Visually, this was an impressive affair. The sets and costumes by Peter J. Davison and Anita Yavitch for the Washington National Opera, which owns this production, were modern without being gimmicky. From the reflective silver floor, a transparent vinyl sheet rose to the ceiling, separating Herod’s palace (represented by a banquet table plus a façade and several columns) from the area surrounding Jochanaan’s pit. Guards clad in black leather, a gun-toting page, and colorful outfits for the remaining roles emphasized character traits that aren’t given much time to be properly introduced in this opera’s single 95-minute act.

Musically, too, this Salome was a great success. Deborah Voigt’s appearance in the title role marked her Dallas Opera debut, and she was a commanding presence. Susan Bickley and Robert Brubaker both matched character type to vocal quality, and handled their roles with aplomb, and tenor Scott Quinn was marvelous in an Italianate portrayal of the Captain of the Guard, Narraboth. Most impressive was bass-baritone Greer Grimsley. His Jochanaan, sung with uncommon power and clarity and brought to life with an imposing stage presence, had real moral authority. (The lesser roles were generally solid as well, some sketchy German diction aside.) Add to such vocal brilliance an orchestra that was by turns seething, impeccably precise, and almost unbearably lush, and a conductor (Evan Rogister, another company debut) with the musical intellect and knack for pacing that this music demands, and the result was an evening that left the ear with little to be desired.

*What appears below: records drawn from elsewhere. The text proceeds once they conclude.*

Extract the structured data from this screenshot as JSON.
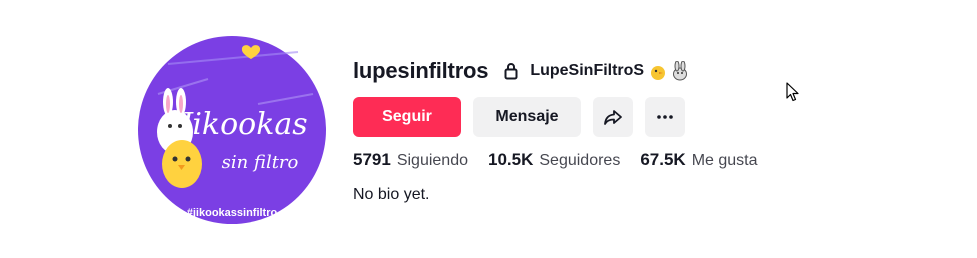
{
  "profile": {
    "username": "lupesinfiltros",
    "nickname": "LupeSinFiltroS",
    "avatar_icon": "profile-avatar-image",
    "avatar_text_main": "Jikookas",
    "avatar_text_sub": "sin filtro",
    "avatar_hashtag": "#jikookassinfiltro"
  },
  "buttons": {
    "follow_label": "Seguir",
    "message_label": "Mensaje",
    "share_icon": "share-icon",
    "more_icon": "more-icon"
  },
  "stats": {
    "following_count": "5791",
    "following_label": "Siguiendo",
    "followers_count": "10.5K",
    "followers_label": "Seguidores",
    "likes_count": "67.5K",
    "likes_label": "Me gusta"
  },
  "bio": "No bio yet.",
  "colors": {
    "primary": "#fe2c55",
    "secondary_button": "#f1f1f2",
    "avatar_bg": "#7b3fe4"
  }
}
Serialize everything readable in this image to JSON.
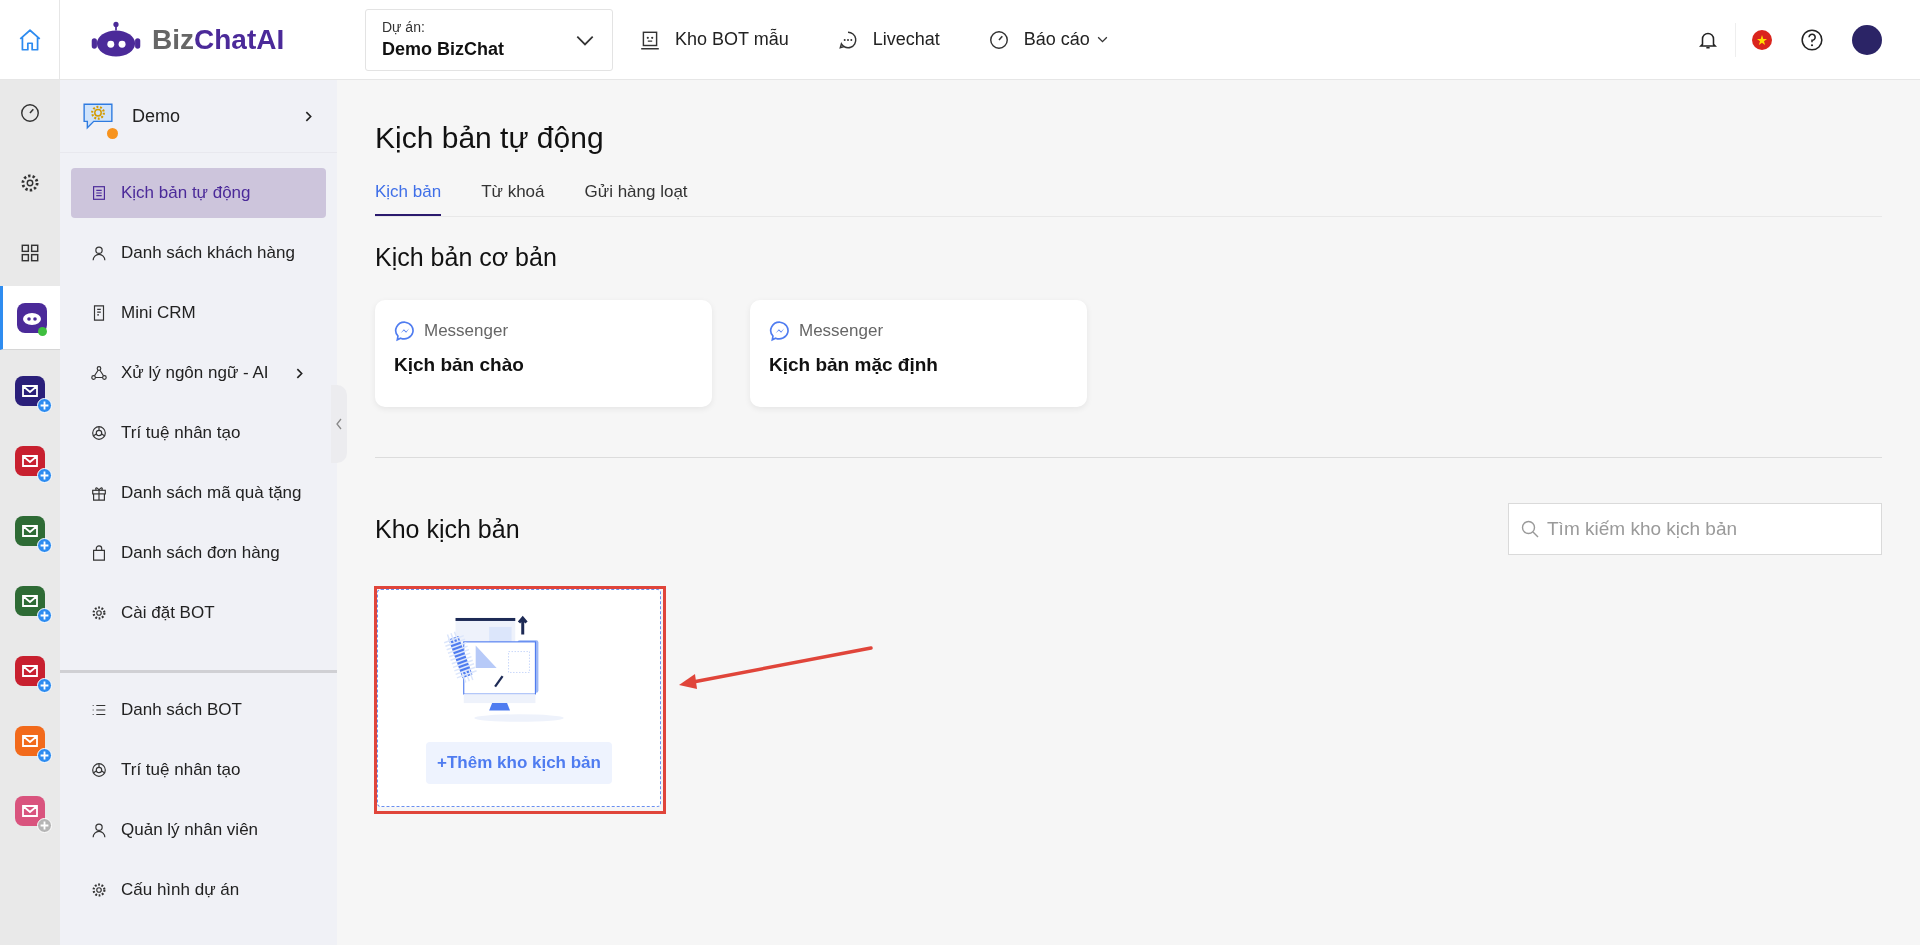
{
  "topbar": {
    "logo": {
      "part_1": "Biz",
      "part_2": "ChatAI"
    },
    "project": {
      "label": "Dự án:",
      "value": "Demo BizChat"
    },
    "nav": [
      {
        "label": "Kho BOT mẫu",
        "kind": "link"
      },
      {
        "label": "Livechat",
        "kind": "link"
      },
      {
        "label": "Báo cáo",
        "kind": "dropdown"
      }
    ]
  },
  "rail": {
    "tools": [
      {
        "selected": false
      },
      {
        "selected": false
      },
      {
        "selected": false
      }
    ],
    "active_app": {
      "selected": true,
      "online": true
    },
    "apps": [
      {
        "color": "#2a1f7a",
        "disabled": false
      },
      {
        "color": "#c8202f",
        "disabled": false
      },
      {
        "color": "#2e6b35",
        "disabled": false
      },
      {
        "color": "#2e6b35",
        "disabled": false
      },
      {
        "color": "#c8202f",
        "disabled": false
      },
      {
        "color": "#f26a1b",
        "disabled": false
      },
      {
        "color": "#d9547e",
        "disabled": true
      }
    ]
  },
  "sidebar": {
    "project": "Demo",
    "items": [
      {
        "label": "Kịch bản tự động",
        "selected": true,
        "has_submenu": false
      },
      {
        "label": "Danh sách khách hàng",
        "selected": false,
        "has_submenu": false
      },
      {
        "label": "Mini CRM",
        "selected": false,
        "has_submenu": false
      },
      {
        "label": "Xử lý ngôn ngữ - AI",
        "selected": false,
        "has_submenu": true
      },
      {
        "label": "Trí tuệ nhân tạo",
        "selected": false,
        "has_submenu": false
      },
      {
        "label": "Danh sách mã quà tặng",
        "selected": false,
        "has_submenu": false
      },
      {
        "label": "Danh sách đơn hàng",
        "selected": false,
        "has_submenu": false
      },
      {
        "label": "Cài đặt BOT",
        "selected": false,
        "has_submenu": false
      }
    ],
    "bottom_items": [
      {
        "label": "Danh sách BOT",
        "selected": false
      },
      {
        "label": "Trí tuệ nhân tạo",
        "selected": false
      },
      {
        "label": "Quản lý nhân viên",
        "selected": false
      },
      {
        "label": "Cấu hình dự án",
        "selected": false
      }
    ]
  },
  "page": {
    "title": "Kịch bản tự động",
    "tabs": [
      {
        "label": "Kịch bản",
        "selected": true
      },
      {
        "label": "Từ khoá",
        "selected": false
      },
      {
        "label": "Gửi hàng loạt",
        "selected": false
      }
    ],
    "basic_section": {
      "title": "Kịch bản cơ bản",
      "cards": [
        {
          "channel": "Messenger",
          "name": "Kịch bản chào"
        },
        {
          "channel": "Messenger",
          "name": "Kịch bản mặc định"
        }
      ]
    },
    "library_section": {
      "title": "Kho kịch bản",
      "search": {
        "placeholder": "Tìm kiếm kho kịch bản"
      },
      "add_button": "+Thêm kho kịch bản"
    }
  }
}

A number of the unconventional touches in this production came off quite nicely. The curtain rose before the orchestra had even tuned, giving a sense of being “behind the scenes”. This was a clever device for two reasons: for one, Salome has no overture, so it became a creative way to start things off; and, more meaningfully, this was the first of several allusions to voyeurism, to watching and being watched (as the audience was forced to do, with no music yet to hear). More pervasive and disturbing was the presence of silent onlookers, semi-hidden behind the vinyl curtain. The sight of this second audience hovering throughout the proceedings of nearly the entire opera suggested we consider our own role in watching the opera, and think twice about the moral ground on which we stand when judging the actions of Salome and those around her.

The audience’s reactions – nervous laughter when Salome sang “I am in love with your body, Jochanaan”, more chuckles at Herod’s “Dance for me, Salome” – at first struck me as missing the point, but I realized as the opera wore on that humor was, in fact, part of the point. Ms Voigt’s Salome was too majestic, her hyper-emotional lines sung with such poise, that she wasn’t haunting but rather an emotional anchor around which the other characters revolved. Herod’s drunkenness was played up in a comedic rather than menacing way, which made his ranting at Herodias and her insults hurled at him in return seem more like charmingly dysfunctional sitcom parents than Sodomites beyond salvation. Moments rife with dramatic potential were passed over, such as when Salome, after dancing for Herod, addresses him for the first time using his name instead of the generic “Tetrarch” she used before. Instead, gestures were exaggerated and some characters made benignly goofy. Perhaps there is lightness to be found even in a work as dark as Salome, but the Dallas Opera didn’t convince me to abandon tradition just yet.